Eurostat reported on March 6, 2025, that retail sales across the 20-nation Eurozone unexpectedly fell by 0.1% in January 2025 compared to December 2024, defying market expectations of a 0.2% increase. This marks the second consecutive monthly decline, following a revised 0.3% drop in December. On an annual basis, sales were down 0.1% compared to January 2024.
The data reveals a mixed performance by sector, with sales of food, drinks, and tobacco showing resilience, while non-food discretionary categories experienced more pronounced softness. This indicates consumers are prioritizing essentials amid economic pressures. Significant national divergences were also evident: Germany saw a 0.4% monthly decline, France a slight 0.1% increase, Italy a 0.5% gain, Spain a 0.2% drop, and the Netherlands a sharp 0.8% fall.

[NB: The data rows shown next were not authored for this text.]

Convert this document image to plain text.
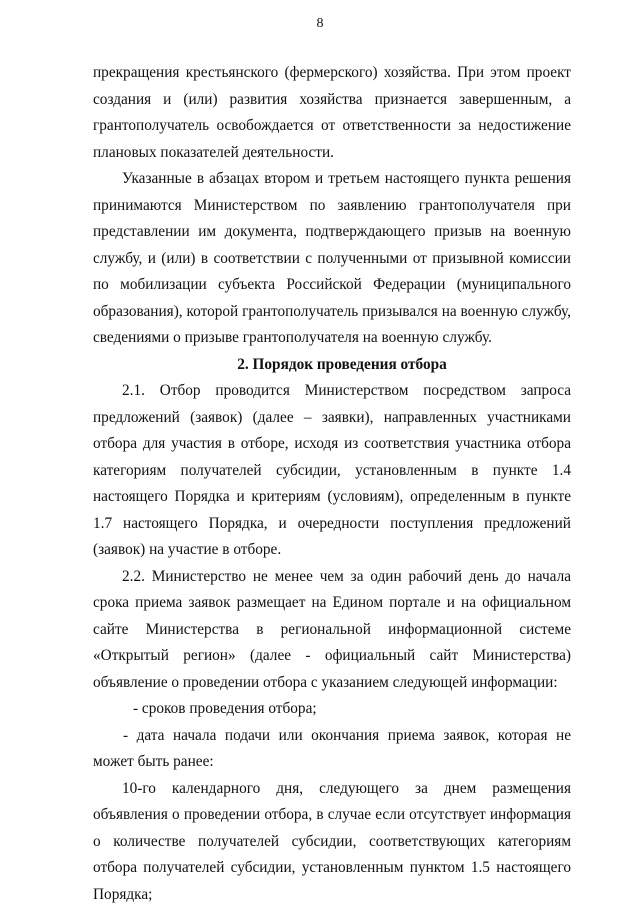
8

прекращения крестьянского (фермерского) хозяйства. При этом проект создания и (или) развития хозяйства признается завершенным, а грантополучатель освобождается от ответственности за недостижение плановых показателей деятельности.

Указанные в абзацах втором и третьем настоящего пункта решения принимаются Министерством по заявлению грантополучателя при представлении им документа, подтверждающего призыв на военную службу, и (или) в соответствии с полученными от призывной комиссии по мобилизации субъекта Российской Федерации (муниципального образования), которой грантополучатель призывался на военную службу, сведениями о призыве грантополучателя на военную службу.

2. Порядок проведения отбора

2.1. Отбор проводится Министерством посредством запроса предложений (заявок) (далее – заявки), направленных участниками отбора для участия в отборе, исходя из соответствия участника отбора категориям получателей субсидии, установленным в пункте 1.4 настоящего Порядка и критериям (условиям), определенным в пункте 1.7 настоящего Порядка, и очередности поступления предложений (заявок) на участие в отборе.

2.2. Министерство не менее чем за один рабочий день до начала срока приема заявок размещает на Едином портале и на официальном сайте Министерства в региональной информационной системе «Открытый регион» (далее - официальный сайт Министерства) объявление о проведении отбора с указанием следующей информации:

- сроков проведения отбора;

- дата начала подачи или окончания приема заявок, которая не может быть ранее:

10-го календарного дня, следующего за днем размещения объявления о проведении отбора, в случае если отсутствует информация о количестве получателей субсидии, соответствующих категориям отбора получателей субсидии, установленным пунктом 1.5 настоящего Порядка;
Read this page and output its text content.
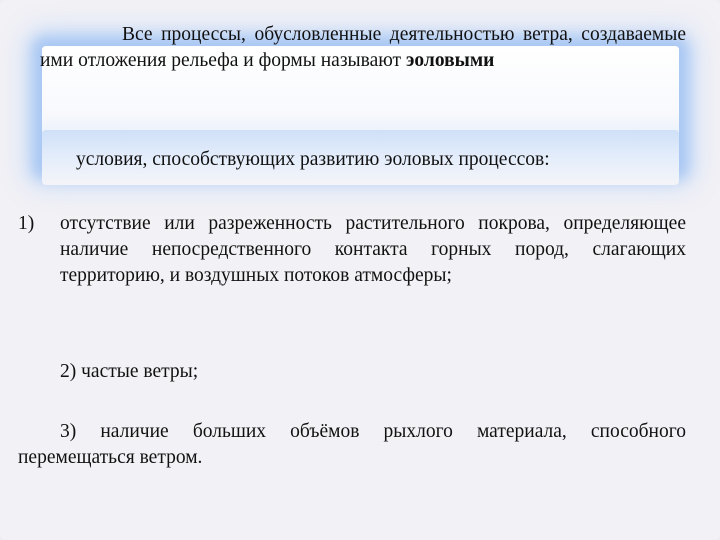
Все процессы, обусловленные деятельностью ветра, создаваемые ими отложения рельефа и формы называют эоловыми
условия, способствующих развитию эоловых процессов:
1) отсутствие или разреженность растительного покрова, определяющее наличие непосредственного контакта горных пород, слагающих территорию, и воздушных потоков атмосферы;
2) частые ветры;
3) наличие больших объёмов рыхлого материала, способного перемещаться ветром.
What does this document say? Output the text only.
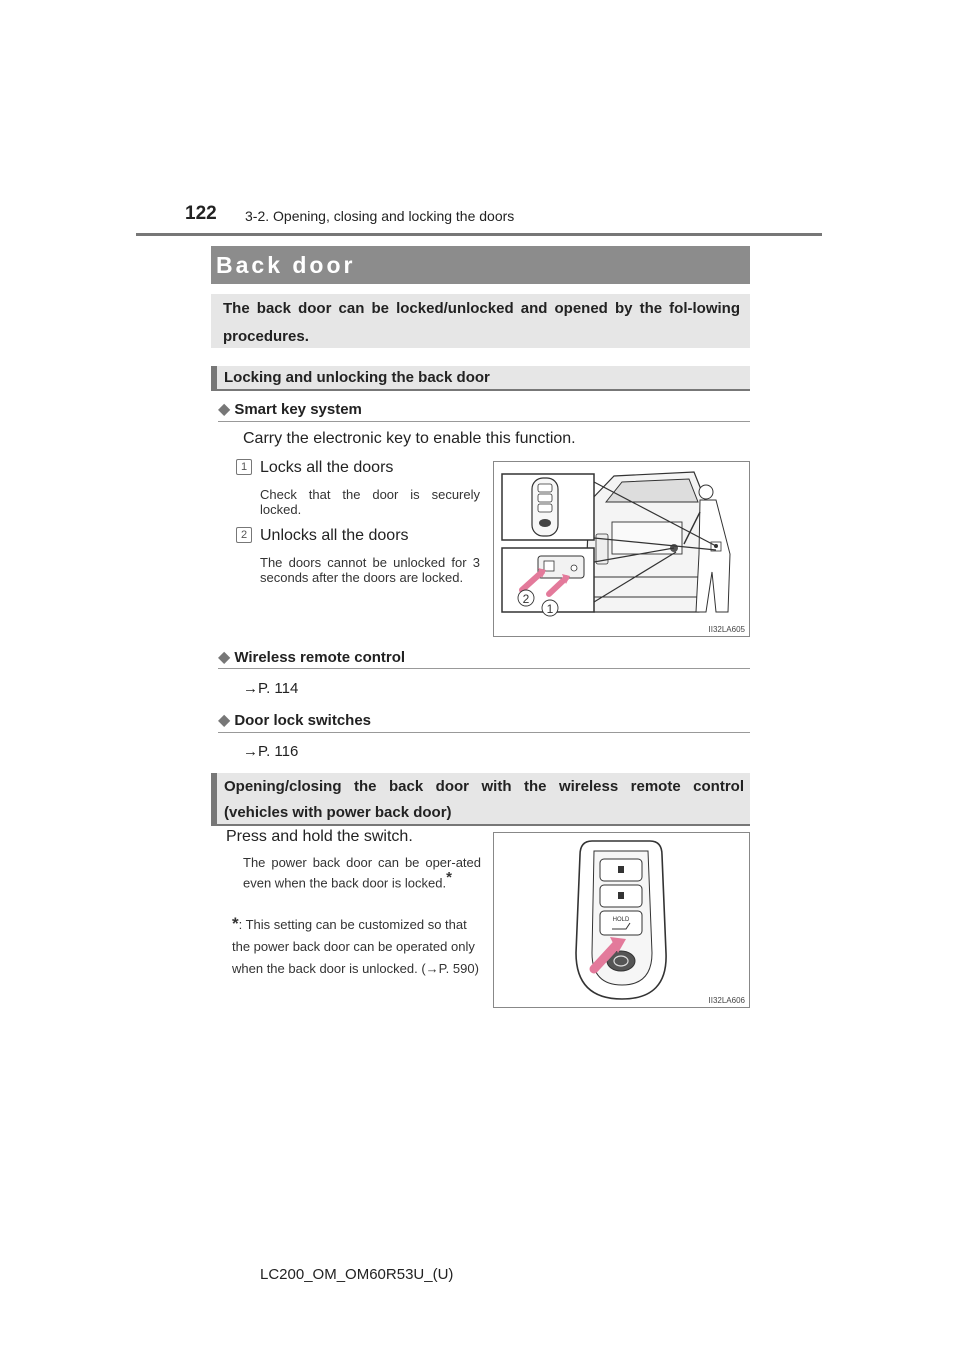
122 3-2. Opening, closing and locking the doors
Back door
The back door can be locked/unlocked and opened by the fol-lowing procedures.
Locking and unlocking the back door
◆ Smart key system
Carry the electronic key to enable this function.
1 Locks all the doors
Check that the door is securely locked.
2 Unlocks all the doors
The doors cannot be unlocked for 3 seconds after the doors are locked.
2
1
II32LA605
◆ Wireless remote control
→P. 114
◆ Door lock switches
→P. 116
Opening/closing the back door with the wireless remote control (vehicles with power back door)
Press and hold the switch.
The power back door can be oper-ated even when the back door is locked.*
*: This setting can be customized so that the power back door can be operated only when the back door is unlocked. (→P. 590)
HOLD
II32LA606
LC200_OM_OM60R53U_(U)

Concurrently, analysis from ING highlights that the EUR/USD currency pair is finding crucial support around the 1.0850 level. This stability stems from a significant repricing of European Central Bank (ECB) interest rate expectations. Markets now anticipate only 2-3 rate cuts in 2025 (50-75 basis points), down from expectations of 4 cuts (100 bps) in January, due to persistent services inflation and improved growth forecasts from Germany and France.
This ECB repricing, coupled with a synchronized shift in Federal Reserve expectations, has narrowed the monetary policy divergence between the two central banks. ING's analysis notes that reduced speculative short positions on the Euro and compressed implied volatility are providing technical support. Their fair value model suggests the Euro is trading within 2% of equilibrium, around 1.0900 against the US Dollar.
The weak retail sales data underscores persistent consumer caution, eroding real household income due to elevated living costs and the lagged effects of previous ECB rate hikes. This fragility in domestic demand is a key risk to the Eurozone's growth outlook and may lead to downward revisions of Q1 2025 GDP forecasts. For policymakers, the data supports a cautious, data-dependent approach from the ECB regarding future rate cuts and increases pressure on national governments to consider fiscal support measures.